Rethinking Vision Transformer for Large-Scale Fine-Grained Image Retrieval
Xin Jiang, Hao Tang, Yonghua Pan, Zechao Li
TL;DR
The paper tackles the scalability challenge of fine-grained image retrieval with Vision Transformers by introducing EET, a framework that combines Content-based Token Pruning (CTP) with a discriminative transfer strategy (Discriminative Knowledge Transfer and Discriminative Region Guidance) and hash-code learning. CTP hierarchically prunes non-discriminative tokens based on intermediate token content to gain efficiency, while DKT and DRG preserve and augment fine-grained discriminative power during training without increasing inference cost.
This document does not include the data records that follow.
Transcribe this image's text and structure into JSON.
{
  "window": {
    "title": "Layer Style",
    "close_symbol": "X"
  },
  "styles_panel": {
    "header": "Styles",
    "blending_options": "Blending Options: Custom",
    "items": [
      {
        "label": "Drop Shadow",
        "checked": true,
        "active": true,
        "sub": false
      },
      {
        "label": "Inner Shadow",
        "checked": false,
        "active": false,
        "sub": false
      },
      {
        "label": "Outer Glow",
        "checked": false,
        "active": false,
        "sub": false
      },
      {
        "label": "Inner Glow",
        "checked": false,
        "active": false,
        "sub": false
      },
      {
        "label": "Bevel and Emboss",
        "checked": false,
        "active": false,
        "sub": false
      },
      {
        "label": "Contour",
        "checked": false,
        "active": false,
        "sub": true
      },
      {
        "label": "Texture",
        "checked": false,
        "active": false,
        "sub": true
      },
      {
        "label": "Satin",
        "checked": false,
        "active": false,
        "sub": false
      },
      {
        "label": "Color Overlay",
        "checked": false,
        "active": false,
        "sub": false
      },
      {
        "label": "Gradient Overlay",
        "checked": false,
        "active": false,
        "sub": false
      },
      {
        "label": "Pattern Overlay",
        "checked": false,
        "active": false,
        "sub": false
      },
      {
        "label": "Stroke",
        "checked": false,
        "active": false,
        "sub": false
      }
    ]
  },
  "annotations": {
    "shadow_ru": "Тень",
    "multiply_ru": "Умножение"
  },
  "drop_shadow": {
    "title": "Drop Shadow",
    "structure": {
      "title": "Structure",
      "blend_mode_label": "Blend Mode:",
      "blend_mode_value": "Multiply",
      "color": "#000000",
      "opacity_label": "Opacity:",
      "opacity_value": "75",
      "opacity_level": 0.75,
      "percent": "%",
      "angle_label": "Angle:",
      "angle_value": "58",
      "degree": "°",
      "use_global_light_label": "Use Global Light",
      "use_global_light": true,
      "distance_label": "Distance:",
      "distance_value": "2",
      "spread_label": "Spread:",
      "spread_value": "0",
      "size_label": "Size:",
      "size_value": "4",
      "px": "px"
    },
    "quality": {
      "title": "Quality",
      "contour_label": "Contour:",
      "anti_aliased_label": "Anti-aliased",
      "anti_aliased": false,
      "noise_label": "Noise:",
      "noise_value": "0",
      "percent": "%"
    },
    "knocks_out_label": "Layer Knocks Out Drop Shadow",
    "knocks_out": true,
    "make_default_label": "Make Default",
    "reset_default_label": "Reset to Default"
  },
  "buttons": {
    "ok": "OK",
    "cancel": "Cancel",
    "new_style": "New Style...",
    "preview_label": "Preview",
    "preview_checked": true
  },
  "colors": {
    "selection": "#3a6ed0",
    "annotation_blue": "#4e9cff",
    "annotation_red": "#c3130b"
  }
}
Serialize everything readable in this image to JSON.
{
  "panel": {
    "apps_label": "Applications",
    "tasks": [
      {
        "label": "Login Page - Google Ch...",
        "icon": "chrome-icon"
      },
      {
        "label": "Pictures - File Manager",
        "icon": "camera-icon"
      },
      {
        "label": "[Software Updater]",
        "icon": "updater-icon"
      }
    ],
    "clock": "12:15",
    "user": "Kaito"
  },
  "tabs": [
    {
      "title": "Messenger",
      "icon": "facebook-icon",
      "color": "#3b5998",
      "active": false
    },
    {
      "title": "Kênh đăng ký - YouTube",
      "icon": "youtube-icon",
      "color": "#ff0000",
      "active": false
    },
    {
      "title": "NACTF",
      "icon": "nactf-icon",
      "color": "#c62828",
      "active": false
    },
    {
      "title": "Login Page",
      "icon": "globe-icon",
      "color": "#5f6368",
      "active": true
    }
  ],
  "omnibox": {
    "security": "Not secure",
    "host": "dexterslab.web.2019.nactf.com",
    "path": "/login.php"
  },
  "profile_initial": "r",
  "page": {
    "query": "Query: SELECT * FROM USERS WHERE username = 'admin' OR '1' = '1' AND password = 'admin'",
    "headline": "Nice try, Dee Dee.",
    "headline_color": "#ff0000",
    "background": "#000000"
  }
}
Hash learning is performed in two steps via proxy-based optimization, enabling efficient out-of-sample retrieval. Experiments across six FGIR benchmarks show competitive accuracy with substantial latency reductions, demonstrating the practical viability of efficient ViT-based FGIR for large-scale deployments.
Abstract
Large-scale fine-grained image retrieval (FGIR) aims to retrieve images belonging to the same subcategory as a given query by capturing subtle differences in a large-scale setting. Recently, Vision Transformers (ViT) have been employed in FGIR due to their powerful self-attention mechanism for modeling long-range dependencies. However, most Transformer-based methods focus primarily on leveraging self-attention to distinguish fine-grained details, while overlooking the high computational complexity and redundant dependencies inherent to these models, limiting their scalability and effectiveness in large-scale FGIR. In this paper, we propose an Efficient and Effective ViT-based framework, termed \textbf{EET}, which integrates token pruning module with a discriminative transfer strategy to address these limitations. Specifically, we introduce a content-based token pruning scheme to enhance the efficiency of the vanilla ViT, progressively removing background or low-discriminative tokens at different stages by exploiting feature responses and self-attention mechanism. To ensure the resulting efficient ViT retains strong discriminative power, we further present a discriminative transfer strategy comprising both \textit{discriminative knowledge transfer} and \textit{discriminative region guidance}. Using a distillation paradigm, these components transfer knowledge from a larger ``teacher'' ViT to a more efficient ``student'' model, guiding the latter to focus on subtle yet crucial regions in a cost-free manner. Extensive experiments on two widely-used fine-grained datasets and four large-scale fine-grained datasets demonstrate the effectiveness of our method. Specifically, EET reduces the inference latency of ViT-Small by 42.7\% and boosts the retrieval performance of 16-bit hash codes by 5.15\% on the challenging NABirds dataset.